Levent Erkok
Thu, 25 Oct 2001 09:47:31 +0000

On Thursday 25 October 2001 07:21 am, John Hughes wrote:
> My proposal is that := should bind *monomorphically* -- just like lambda
> binding. The motivation for that is that a polymorphic function can easily
> become overloaded after a small change to the program, such as adding
> removal of duplicate elements from a list. Such changes shouldn't cause
> wholesale differences in typing -- which the MR currently can. Another way
> to look at it is that = should imply type generalisation (including
> qualification), and
> := should mean no generalisation.
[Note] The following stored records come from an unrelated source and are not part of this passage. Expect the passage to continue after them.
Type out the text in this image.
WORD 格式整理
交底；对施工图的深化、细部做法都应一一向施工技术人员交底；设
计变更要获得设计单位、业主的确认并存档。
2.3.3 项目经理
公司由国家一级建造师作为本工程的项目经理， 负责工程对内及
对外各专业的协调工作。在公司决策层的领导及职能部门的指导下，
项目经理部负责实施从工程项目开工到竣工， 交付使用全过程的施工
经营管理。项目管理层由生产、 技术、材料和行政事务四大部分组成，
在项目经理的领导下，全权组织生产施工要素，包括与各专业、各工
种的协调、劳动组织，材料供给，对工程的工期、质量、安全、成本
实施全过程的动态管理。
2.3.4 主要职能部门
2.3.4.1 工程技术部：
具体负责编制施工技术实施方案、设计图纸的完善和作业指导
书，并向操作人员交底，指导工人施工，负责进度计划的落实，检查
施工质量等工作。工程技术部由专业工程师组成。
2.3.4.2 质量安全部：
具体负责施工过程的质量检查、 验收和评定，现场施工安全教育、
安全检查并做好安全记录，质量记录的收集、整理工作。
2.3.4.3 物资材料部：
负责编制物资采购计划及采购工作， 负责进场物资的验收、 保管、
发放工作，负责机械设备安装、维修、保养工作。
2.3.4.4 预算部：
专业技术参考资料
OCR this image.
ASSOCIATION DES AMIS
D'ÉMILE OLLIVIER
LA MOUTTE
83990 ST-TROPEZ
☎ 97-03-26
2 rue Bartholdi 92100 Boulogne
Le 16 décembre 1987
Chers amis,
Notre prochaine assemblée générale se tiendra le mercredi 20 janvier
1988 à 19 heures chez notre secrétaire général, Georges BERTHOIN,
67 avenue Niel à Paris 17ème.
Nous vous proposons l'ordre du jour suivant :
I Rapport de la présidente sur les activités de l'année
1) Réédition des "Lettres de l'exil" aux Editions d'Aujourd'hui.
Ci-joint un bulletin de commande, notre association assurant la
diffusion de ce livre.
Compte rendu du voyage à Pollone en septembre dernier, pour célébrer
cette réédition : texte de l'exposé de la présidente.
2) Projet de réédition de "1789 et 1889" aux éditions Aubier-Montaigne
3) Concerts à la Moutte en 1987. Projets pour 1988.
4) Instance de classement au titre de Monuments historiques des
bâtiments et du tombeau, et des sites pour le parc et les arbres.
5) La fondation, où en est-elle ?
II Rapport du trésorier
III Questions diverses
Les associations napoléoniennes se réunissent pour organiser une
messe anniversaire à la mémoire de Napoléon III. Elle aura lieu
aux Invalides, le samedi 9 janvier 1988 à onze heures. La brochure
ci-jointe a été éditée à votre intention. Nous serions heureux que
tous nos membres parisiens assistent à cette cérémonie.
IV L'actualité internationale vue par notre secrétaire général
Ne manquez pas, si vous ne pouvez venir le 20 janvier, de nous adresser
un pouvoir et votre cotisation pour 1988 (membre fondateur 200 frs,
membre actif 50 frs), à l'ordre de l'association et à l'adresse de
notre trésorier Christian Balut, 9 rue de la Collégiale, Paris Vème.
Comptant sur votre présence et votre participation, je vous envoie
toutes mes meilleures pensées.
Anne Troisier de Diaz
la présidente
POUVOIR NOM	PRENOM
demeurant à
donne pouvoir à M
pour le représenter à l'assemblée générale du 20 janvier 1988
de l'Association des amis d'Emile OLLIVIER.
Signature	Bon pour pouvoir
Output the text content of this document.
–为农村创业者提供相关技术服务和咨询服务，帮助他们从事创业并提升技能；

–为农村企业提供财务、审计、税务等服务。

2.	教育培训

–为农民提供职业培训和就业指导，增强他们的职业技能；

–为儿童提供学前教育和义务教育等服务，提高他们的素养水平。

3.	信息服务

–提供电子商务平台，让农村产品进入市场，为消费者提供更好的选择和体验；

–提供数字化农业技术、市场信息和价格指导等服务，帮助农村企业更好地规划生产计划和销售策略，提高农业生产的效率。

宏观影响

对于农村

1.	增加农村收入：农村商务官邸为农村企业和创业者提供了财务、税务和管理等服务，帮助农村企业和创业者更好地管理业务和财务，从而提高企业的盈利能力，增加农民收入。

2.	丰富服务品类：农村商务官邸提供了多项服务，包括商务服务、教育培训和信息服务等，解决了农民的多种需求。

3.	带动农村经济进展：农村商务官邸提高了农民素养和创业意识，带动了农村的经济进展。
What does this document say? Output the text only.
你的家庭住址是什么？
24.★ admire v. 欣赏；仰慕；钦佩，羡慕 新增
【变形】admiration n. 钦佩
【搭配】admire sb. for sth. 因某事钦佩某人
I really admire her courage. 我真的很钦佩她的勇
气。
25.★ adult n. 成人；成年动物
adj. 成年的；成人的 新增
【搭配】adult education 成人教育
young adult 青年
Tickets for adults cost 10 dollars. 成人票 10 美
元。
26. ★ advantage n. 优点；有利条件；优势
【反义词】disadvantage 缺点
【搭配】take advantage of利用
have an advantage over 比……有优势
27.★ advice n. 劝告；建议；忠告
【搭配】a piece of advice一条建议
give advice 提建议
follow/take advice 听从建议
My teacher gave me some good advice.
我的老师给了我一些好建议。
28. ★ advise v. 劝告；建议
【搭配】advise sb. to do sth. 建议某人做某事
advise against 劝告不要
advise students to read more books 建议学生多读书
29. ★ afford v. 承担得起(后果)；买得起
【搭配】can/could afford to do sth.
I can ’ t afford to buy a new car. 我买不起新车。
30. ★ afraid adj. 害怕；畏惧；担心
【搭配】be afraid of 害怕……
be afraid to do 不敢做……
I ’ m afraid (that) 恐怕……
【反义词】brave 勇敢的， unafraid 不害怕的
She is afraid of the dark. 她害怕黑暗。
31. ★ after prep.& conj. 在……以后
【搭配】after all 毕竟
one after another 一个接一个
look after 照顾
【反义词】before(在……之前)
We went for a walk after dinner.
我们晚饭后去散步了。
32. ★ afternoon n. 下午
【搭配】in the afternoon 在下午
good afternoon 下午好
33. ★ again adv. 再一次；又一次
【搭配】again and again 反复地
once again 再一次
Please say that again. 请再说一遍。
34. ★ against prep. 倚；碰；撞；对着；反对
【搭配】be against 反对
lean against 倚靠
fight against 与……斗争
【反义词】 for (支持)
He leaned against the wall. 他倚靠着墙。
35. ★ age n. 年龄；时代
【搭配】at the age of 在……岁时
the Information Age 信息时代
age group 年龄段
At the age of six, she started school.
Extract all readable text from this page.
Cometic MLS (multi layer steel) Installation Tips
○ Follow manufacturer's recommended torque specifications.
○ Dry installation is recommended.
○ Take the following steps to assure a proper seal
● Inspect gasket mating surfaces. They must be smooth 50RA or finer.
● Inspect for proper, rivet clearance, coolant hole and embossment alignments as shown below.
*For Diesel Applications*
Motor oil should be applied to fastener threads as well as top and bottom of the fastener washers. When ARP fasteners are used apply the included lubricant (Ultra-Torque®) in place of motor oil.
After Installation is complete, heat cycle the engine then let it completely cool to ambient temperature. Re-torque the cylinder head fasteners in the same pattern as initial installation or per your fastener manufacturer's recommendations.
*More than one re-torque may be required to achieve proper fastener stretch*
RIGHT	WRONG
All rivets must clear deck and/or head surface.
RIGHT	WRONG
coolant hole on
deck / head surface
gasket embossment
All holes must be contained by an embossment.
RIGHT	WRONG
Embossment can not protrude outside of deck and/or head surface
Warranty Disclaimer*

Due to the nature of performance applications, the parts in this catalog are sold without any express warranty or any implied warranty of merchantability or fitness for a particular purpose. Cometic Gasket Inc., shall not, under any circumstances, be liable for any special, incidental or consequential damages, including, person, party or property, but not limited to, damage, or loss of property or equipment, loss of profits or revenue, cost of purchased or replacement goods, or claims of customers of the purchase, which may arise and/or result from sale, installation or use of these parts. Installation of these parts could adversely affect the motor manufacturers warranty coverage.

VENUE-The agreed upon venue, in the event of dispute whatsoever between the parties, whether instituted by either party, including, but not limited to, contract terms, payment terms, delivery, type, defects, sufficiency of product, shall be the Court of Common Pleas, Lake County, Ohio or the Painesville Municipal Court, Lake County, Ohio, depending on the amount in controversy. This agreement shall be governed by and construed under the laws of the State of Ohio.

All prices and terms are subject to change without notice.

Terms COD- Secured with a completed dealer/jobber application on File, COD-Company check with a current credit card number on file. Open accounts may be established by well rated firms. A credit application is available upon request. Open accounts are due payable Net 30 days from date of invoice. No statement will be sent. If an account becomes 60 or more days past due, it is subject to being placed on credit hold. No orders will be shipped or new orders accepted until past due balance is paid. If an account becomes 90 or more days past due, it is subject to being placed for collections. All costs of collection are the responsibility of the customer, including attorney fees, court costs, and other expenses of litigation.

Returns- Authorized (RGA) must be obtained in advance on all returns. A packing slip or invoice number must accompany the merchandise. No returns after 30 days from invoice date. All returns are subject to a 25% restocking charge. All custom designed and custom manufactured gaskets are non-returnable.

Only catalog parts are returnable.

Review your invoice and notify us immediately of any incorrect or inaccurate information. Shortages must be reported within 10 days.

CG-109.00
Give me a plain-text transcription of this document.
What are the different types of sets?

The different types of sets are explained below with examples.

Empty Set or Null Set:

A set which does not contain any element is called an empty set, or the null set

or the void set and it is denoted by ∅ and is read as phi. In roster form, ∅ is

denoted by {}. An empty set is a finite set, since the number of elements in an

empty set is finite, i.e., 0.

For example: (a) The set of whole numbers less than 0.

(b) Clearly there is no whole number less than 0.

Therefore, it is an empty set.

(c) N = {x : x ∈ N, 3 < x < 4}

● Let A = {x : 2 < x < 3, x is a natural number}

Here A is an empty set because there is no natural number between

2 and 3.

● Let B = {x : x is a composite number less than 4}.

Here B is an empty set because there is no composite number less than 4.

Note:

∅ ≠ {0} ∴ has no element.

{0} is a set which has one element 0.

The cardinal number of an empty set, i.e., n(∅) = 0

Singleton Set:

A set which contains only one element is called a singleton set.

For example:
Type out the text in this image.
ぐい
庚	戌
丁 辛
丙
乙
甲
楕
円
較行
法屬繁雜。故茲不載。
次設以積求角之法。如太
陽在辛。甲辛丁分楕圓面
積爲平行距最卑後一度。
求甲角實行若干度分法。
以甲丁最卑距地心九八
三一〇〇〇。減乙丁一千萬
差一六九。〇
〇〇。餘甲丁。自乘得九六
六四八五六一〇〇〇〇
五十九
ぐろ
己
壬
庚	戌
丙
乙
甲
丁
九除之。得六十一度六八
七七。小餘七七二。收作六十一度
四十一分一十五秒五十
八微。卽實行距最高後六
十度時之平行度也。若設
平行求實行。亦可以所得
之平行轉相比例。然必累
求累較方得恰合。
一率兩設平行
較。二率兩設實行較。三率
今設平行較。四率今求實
It's a little odd to support *two kinds*
> of generalisation (with and without qualification).
> `x := []' wouldn't be problematic, just monomorphic. That is, x must be
> used consistently as a list of a particular type. But that need not prevent
> the type that x has from being inferred from its uses.

Another place where `:=' bindings are badly needed is the recursive do-notation 
(mdo, as supported in hugs.) In an mdo, let bindings have to be monomorphic, 
because they are passed back to the mfix loop in a lambda binding. Hence, if 
we had :=, we can simply say that mdo only allows let bindings of the `:=' form, 
and that would clear up the whole issue.

I'm no expert, but I think the new proposal for the arrow notation, if it allows
recursive binding forms, can make use of this facility as well.

Just take this as another vote in favor of `:=' bindings.